Опять мимо. Если бы Лозинцев хоть на секунду подозревал, что к убийству девочки причастен кто-то из его детей, он бы обязательно сейчас начал рассказывать о том, какое чудовище Семагин, и рожа у него преступная, и весь он - средоточие зла. Он постарался бы сконцентрировать разговор именно на Семагине. Но он этого не сделал. Ладно, примем к сведению, а потом на досуге обдумаем и сделаем выводы. Но, скорее всего, дети Лозинцева действительно ни при чем. Хотя… Лозинцев далеко не самый глупый человек на свете, более того, у него шахматный ум, быстрый, точный, умеющий просчитывать ходы и варианты. Финансовый аналитик банковской корпорации, не кот тебе начхал.
Они разговаривали еще долго, пока не вернулась команда. Игры закончились, все стали собираться домой.
На обратном пути Настя подробно, шаг за шагом, с записями в руках обсуждала с Чистяковым ход беседы с Лозинцевым.
– Слушай, - внезапно сказала она, захлопнув блокнот, - по-моему, Саня говорил, что ему все равно, куда ехать отдыхать. А? Мне не показалось?
– Не показалось, - подтвердил Алексей, - мне он тоже это говорил. Дескать, выбирайте сами, куда хотите ехать, а нам с Дашкой все равно, лишь бы вместе с вами.
– А если я попрошу его поехать в Баден-Баден? Как ты думаешь, он согласится? Это же курорт, там, наверное, хорошо отдыхать.

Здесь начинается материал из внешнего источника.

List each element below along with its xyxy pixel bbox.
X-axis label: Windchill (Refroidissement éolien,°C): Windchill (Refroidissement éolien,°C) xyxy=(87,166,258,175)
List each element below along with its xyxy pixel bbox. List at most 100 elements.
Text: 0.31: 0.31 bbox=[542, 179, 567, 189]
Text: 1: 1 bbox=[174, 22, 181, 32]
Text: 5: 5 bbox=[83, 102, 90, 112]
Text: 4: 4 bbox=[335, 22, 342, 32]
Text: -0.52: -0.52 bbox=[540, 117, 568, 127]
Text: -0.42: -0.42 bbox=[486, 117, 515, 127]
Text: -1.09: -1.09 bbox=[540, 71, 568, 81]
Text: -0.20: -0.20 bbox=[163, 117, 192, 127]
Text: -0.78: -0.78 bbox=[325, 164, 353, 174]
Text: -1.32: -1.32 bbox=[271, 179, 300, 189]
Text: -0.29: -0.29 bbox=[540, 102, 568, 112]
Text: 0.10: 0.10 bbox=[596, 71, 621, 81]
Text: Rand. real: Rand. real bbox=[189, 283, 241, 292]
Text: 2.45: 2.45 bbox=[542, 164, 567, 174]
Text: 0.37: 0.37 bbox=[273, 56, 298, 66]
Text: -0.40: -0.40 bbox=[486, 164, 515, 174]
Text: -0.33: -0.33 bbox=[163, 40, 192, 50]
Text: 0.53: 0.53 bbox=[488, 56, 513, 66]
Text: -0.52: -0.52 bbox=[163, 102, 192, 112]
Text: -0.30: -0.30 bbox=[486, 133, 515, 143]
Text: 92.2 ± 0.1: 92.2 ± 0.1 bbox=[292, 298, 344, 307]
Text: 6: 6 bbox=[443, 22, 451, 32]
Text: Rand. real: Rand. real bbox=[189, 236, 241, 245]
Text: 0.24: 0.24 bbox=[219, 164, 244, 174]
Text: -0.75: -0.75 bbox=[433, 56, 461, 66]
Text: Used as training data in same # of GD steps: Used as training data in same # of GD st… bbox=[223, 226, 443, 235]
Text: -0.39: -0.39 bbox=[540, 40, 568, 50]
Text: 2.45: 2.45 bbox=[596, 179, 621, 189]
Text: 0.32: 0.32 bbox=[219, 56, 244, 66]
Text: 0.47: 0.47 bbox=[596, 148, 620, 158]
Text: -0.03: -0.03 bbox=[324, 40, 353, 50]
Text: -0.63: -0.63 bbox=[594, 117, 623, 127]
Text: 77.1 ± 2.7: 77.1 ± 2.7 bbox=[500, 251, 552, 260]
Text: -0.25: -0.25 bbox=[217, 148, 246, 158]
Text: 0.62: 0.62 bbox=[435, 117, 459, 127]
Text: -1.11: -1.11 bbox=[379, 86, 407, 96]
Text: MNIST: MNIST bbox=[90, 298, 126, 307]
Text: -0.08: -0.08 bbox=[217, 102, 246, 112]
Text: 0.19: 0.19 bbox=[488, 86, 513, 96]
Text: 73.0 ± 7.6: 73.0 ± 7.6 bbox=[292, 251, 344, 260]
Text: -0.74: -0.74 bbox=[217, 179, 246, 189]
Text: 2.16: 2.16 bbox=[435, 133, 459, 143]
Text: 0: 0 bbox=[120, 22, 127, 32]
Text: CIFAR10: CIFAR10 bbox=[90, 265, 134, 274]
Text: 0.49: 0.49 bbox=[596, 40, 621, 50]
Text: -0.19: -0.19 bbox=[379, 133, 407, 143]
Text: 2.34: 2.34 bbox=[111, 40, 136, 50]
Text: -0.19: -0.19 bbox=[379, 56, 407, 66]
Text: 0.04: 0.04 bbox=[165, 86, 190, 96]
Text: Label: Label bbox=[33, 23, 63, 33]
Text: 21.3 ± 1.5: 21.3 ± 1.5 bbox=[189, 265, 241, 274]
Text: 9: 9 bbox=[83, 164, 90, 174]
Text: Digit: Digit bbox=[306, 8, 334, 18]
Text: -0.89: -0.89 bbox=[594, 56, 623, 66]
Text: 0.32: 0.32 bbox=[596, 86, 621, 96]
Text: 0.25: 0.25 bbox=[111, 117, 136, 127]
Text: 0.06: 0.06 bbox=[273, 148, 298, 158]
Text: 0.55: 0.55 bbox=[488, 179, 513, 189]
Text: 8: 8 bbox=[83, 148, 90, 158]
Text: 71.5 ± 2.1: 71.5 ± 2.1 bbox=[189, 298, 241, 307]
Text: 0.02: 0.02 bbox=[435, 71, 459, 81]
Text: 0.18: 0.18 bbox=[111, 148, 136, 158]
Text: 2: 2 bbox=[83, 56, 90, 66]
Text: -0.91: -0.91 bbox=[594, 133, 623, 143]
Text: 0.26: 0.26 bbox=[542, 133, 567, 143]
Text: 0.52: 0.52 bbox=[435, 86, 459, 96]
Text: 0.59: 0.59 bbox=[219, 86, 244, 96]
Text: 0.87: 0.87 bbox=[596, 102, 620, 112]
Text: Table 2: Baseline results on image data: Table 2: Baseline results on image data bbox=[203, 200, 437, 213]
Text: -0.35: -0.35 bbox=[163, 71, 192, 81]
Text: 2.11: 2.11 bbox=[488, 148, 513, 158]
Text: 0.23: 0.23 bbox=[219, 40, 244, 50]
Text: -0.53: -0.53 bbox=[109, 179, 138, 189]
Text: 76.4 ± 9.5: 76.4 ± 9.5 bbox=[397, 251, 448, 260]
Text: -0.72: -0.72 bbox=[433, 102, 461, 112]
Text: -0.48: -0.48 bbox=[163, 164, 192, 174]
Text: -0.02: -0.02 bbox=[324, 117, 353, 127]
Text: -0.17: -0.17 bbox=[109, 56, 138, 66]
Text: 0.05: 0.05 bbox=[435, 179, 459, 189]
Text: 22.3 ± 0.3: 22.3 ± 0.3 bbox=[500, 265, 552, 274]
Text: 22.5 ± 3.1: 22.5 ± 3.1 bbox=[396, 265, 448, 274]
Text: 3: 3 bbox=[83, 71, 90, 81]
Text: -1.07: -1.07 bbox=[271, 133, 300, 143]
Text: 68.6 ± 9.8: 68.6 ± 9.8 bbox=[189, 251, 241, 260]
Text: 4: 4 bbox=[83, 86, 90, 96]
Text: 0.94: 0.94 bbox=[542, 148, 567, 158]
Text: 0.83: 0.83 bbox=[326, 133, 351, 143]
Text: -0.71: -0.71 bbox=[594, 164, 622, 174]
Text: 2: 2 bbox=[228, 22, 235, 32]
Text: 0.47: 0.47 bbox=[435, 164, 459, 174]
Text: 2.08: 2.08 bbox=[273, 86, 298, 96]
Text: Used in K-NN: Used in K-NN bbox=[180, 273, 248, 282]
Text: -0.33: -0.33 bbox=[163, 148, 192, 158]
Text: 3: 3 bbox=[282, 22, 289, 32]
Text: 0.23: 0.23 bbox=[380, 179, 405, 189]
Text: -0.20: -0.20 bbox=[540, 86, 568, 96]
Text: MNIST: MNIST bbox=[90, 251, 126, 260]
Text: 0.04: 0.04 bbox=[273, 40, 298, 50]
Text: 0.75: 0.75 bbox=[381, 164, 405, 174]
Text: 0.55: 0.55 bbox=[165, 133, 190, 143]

– Ты хочешь в Баден-Баден?
– обрадовался Леша.
– Значит, все-таки надумала? Аська, ты молодец, там замечательно, там грязи, воды, массажи и вообще классно! Я там был два раза, когда ездил в Германию на конференции.
– Не хочу я ни в какой Баден-Баден, - сердито отозвалась Настя.
– Я хочу, чтобы туда поехал Санька, если ему действительно все равно.
– Все с тобой ясно, - удрученно сказал он.
– Ты хочешь ему поручить найти жену Лозинцева и задать ей сто двадцать пять вопросов. Ася, а может, тебе лучше самой, а? Заодно и отдохнешь. И не будешь казниться, что над диссертацией не работаешь.
– Чистяков, не делай из меня дуру, я ее сама из себя сделаю.
Ей нужно было все-таки доехать до Петровки, поговорить с Юрой Коротковым, объяснить, на основании чего она сделала свои выводы и из предполагаемых шести преступлений оставила в серии неизвестного маньяка только три. Анализ анализом, но две головы всегда лучше, чем одна.
Тем более в последнее время она так часто стала ошибаться! Пусть Юра посмотрит сравнительные таблицы вместе с ней, они все обсудят и, вполне возможно, придут к совсем другому выводу.
Она позвонила Короткову поздно вечером в воскресенье, они договорились встретиться завтра после двенадцати. Но утром в понедельник Юра неожиданно позвонил сам.
– Аська, хорошо, что я тебя поймал дома. Сиди и никуда не выходи.
– Совсем никуда?
– ехидно уточнила Настя.
– Я в том смысле, что в конторе не показывайся. Тебя шеф хочет поиметь.